Mr. Hammond

At 71 years-old, Mr. Hammond looks forward to his twilight years by indulging his gardening addiction. While most people his age are pushing around walkers or leaning on canes, Mr. Hammond can be found behind a tiller or maneuvering a weed whacker through his impressive garden. It’s an appropriate hobby for a man who’s self-sufficient, strong and independent. It’s also why he’s alive.

When the catastrophic failure of the Federal Levee System flooded New Orleans, Mr. Hammond did what thousands of his New Orleans neighbors did – he climbed into his attic. While the putrid water inched its way into the rafters and the oppressive summer heat suffocated the attic air, Mr. Hammond contemplated a solitary and tragic death. His days and nights were spent scrambling through a dark and acrid crawlspace warding off the swamp critters attempting to preserve their own lives. He could hear the Coast Guard helicopters picking neighbors off their roofs and delivering them to safety or at least a different kind of torment at The Superdome or The Convention Center. He knew they couldn’t see him. He knew they couldn’t help. He knew this might be how he died.

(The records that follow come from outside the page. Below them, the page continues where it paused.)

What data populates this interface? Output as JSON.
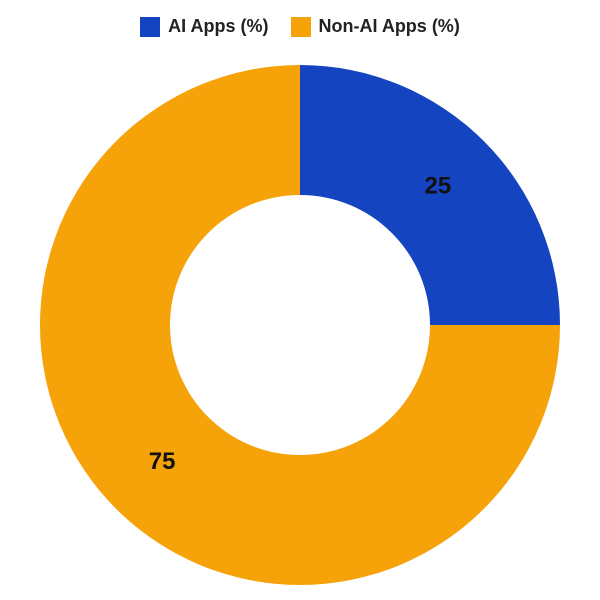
{
  "chart": {
    "type": "donut",
    "legend": [
      {
        "label": "AI Apps (%)",
        "color": "#1544c0"
      },
      {
        "label": "Non-AI Apps (%)",
        "color": "#f6a209"
      }
    ],
    "slices": [
      {
        "name": "ai",
        "value": 25,
        "label": "25",
        "color": "#1544c0"
      },
      {
        "name": "non-ai",
        "value": 75,
        "label": "75",
        "color": "#f6a209"
      }
    ],
    "legend_fontsize": 18,
    "label_fontsize": 24,
    "background_color": "#ffffff",
    "outer_radius": 260,
    "inner_radius": 130,
    "start_angle_deg": 0,
    "label_radius": 195
  }
}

Instead of slinking into a wet corner and accepting a quiet water-logged grave, Mr. Hammond started to work. He harnessed his independence, cultivated through 35 years commercial truck driving, and started to pick. His bloodied and wrinkled hands chipped away through the wood, plaster, nails and wiring. Eventually, through scorching days and sleepless nights he created a hole large enough to pull his slender body through. The house he saved for his whole life – the house that represented thousands of miles of America’s highways and hours of sleepless overtime – was not going to be his coffin. A fellow New Orleanian heard his desperate cries and rescued him in a boat, thus beginning his real Katrina odyssey. He eventually made it to the Super Dome and then to Texas.

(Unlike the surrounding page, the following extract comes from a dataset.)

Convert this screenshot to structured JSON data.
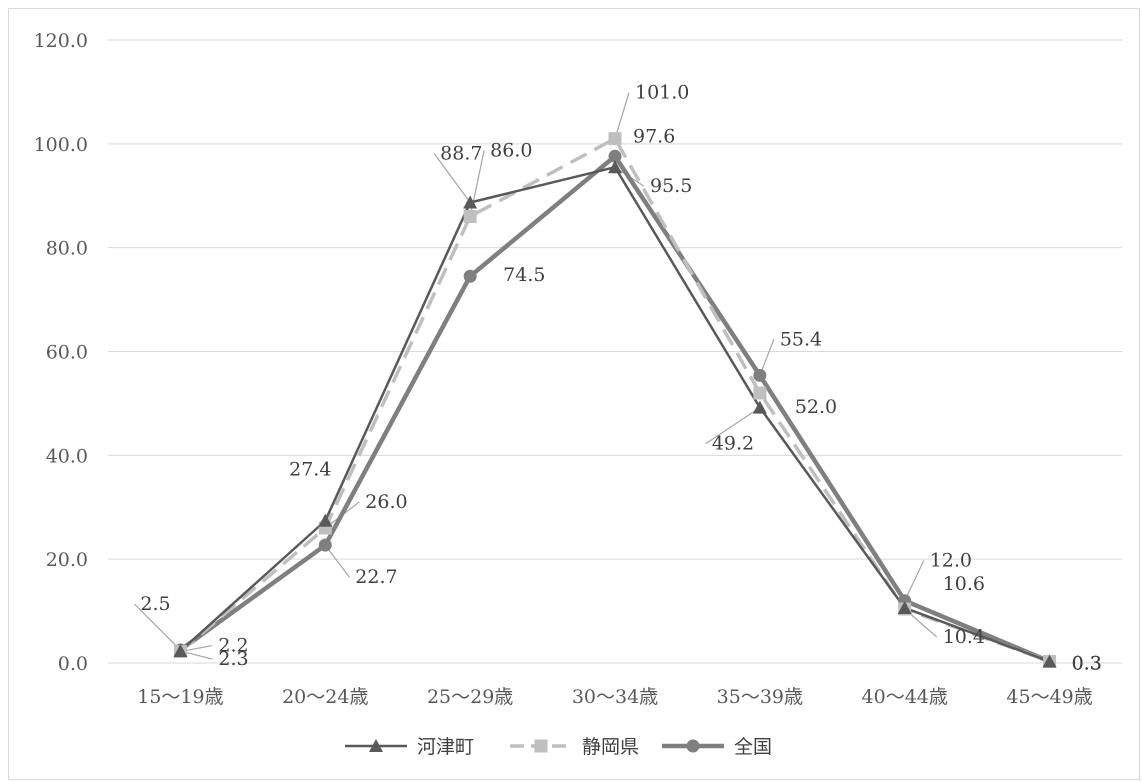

Earnest Hammond never debated whether he was coming back to New Orleans after Katrina. You don’t give your heart and soul to a city, raise your family in it, and build a modest but comfortable existence in it and abandon it when it gets a little wet. Instead, Mr. Hammond did what he always did; he went to work. He traded the solitary days and nights in an oppressive attic for the backbreaking solitude of gutting his water-logged possessions. When his home was cleared and still camping in his mildewed living room, he went searching for a loan. Quickly finding out that there are few banks willing to loan money to an old man with no credit history (Mr. Hammond always paid cash), the offers of assistance for a FEMA trailer were greatly appreciated.

FEMA was a tragic lifeline, eventually giving him a cramped trailer. The Louisiana Road Home was billed as a savior for the thousands of affected homeowners whose insurance was inadequate in supplying the necessary cash to rebuild. Mountains of paperwork, endless interviews and months and years of waiting eventually heralded a final decision: Denied. A bureaucratic enigma made Mr. Hammond ineligible for a Road Home Grant. His appeals were repeatedly denied and it appeared that if his house was going to be rebuilt, he would have to do it alone.

He knew he wouldn’t get a job driving trucks again because of his age. He knew he wouldn’t get a loan. He knew he had to do something, anything to get back home. Instead of throwing his hands in the air, he looked at the aluminum cans scattered on the streets of New Orleans. Mr. Hammond was going to rebuild his house by picking up one discarded beer can at a time. His plan was to trade aluminum for drywall. When staff from the Abandoned Building Project encountered Mr. Hammond, he had several thousand cans stashed in his gutted house. Outreach quickly linked Mr. Hammond with the Episcopal Rebuilding Initiative who used volunteers to rebuild this man’s little slice of New Orleans. There was never any debate whether Mr. Hammond would be back.